You can use head(HallOfFame) to inspect the structure.

# Your cleaning code here

Step 3: Combine with Lahman HallOfFame data

Bind your cleaned table (hall2025_clean) to the HallOfFame data using bind_rows() or rbind(). Save the result to a new data frame called final_data.

# Your combining code here

Step 4: Save the updated dataset

Save your combined data frame to a file named HallOfFame.csv in your working directory.

# Your saving code here

Final Notes

  • Be sure your R Markdown file knits without errors
  • Show all relevant code and intermediate outputs
  • Submit your .Rmd file and the knitted .html or .docx file to Canvas

Homework Assignment: Data Licensing & Scraping Ethics

This homework builds on the lab by introducing data licensing and ethical considerations in web scraping.

Part 1: Who owns the data?

  1. Under what license is the R package ggplot2 published? What does that mean for use of its built-in diamonds dataset?

  2. Find two different versions of a “diamonds” dataset on Kaggle. For each:

    • Provide the link
    • Identify its license
    • Compare the dataset to ggplot2::diamonds. Are they the same or different?
# Dataset 1:
# URL:
# License:
# Comparison code:

# Dataset 2:
# URL:
# License:
# Comparison code:
  1. What license governs the Iowa Liquor Sales data?
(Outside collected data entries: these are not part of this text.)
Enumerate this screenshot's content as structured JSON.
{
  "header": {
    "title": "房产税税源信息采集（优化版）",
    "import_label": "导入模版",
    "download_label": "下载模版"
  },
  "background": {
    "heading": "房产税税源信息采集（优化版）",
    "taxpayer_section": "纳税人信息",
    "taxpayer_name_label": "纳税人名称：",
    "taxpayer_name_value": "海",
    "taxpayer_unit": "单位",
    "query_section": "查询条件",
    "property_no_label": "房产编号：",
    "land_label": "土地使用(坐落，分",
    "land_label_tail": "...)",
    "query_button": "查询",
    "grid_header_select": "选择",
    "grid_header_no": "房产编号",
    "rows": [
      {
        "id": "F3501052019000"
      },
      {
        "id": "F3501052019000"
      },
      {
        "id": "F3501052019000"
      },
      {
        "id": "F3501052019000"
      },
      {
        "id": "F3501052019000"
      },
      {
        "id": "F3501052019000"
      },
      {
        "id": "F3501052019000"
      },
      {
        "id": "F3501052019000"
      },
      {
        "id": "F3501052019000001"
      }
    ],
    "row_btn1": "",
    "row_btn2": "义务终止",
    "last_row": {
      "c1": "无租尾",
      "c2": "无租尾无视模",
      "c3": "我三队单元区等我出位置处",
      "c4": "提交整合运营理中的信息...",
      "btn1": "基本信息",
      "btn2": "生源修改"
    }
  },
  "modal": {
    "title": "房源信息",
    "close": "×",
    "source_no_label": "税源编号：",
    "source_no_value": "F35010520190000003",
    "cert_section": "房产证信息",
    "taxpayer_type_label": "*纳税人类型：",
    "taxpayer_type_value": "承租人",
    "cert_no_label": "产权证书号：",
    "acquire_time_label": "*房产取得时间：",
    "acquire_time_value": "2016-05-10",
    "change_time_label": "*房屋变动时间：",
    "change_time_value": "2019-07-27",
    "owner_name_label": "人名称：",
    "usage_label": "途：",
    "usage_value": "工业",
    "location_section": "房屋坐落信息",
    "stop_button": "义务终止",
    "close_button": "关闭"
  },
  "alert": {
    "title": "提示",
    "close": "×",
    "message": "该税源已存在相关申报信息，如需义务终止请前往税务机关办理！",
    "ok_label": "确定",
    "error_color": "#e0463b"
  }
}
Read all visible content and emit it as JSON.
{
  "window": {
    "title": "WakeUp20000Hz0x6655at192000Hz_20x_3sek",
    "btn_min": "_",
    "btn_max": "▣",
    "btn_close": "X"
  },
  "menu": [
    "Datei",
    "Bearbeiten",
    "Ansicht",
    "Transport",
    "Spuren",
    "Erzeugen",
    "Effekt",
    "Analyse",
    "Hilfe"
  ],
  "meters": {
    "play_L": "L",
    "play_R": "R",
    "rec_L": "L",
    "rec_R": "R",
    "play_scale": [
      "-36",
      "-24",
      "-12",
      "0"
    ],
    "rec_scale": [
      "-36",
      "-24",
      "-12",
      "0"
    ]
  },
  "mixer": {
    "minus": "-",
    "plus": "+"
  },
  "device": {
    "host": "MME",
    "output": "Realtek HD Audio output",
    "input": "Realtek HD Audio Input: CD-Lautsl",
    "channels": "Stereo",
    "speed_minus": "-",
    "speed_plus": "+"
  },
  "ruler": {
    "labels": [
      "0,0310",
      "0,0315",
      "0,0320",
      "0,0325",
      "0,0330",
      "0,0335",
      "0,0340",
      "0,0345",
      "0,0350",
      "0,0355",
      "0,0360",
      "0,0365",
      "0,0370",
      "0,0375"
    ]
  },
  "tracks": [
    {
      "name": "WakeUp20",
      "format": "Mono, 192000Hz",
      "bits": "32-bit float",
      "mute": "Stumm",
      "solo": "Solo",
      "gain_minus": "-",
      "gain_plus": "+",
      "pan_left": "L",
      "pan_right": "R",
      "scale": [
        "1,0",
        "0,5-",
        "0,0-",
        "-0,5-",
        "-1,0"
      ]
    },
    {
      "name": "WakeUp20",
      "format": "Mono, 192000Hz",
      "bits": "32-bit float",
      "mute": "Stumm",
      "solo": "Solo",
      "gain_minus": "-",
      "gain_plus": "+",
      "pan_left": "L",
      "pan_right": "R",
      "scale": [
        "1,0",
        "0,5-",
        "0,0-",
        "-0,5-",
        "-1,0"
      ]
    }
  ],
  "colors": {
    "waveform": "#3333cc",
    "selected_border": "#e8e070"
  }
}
What does this allow you to do with the data?

  2. Why do you think there are so many datasets on Kaggle that resemble one another without attribution?

Part 2: Write Some Scrapers (EXTRA CREDIT)

If you’re feeling ambitious, try any of the following:

  1. Write a function data_link_scraper() that extracts dataset links from a Kaggle search (e.g. https://www.kaggle.com/search?q=diamonds)

  2. Write a function kaggle_evaluate() that takes a dataset link and extracts metadata like license, author, and file size.

  3. Write a function same_data() to test whether a Kaggle dataset is equivalent to ggplot2::diamonds.

Note: Your submission is supposed to be fully reproducible, i.e. the TA and I will ‘knit’ your submission in RStudio.

For the submission: submit your solution in an R Markdown file and (just for insurance) submit the corresponding html (or Word) file with it.

(Optional but encouraged):
If you’d like to practice using GitHub, feel free to push your .Rmd and knitted .html file to a public GitHub repository under your own account. If you do, paste the link to your GitHub repo below:

GitHub repo link (optional): __________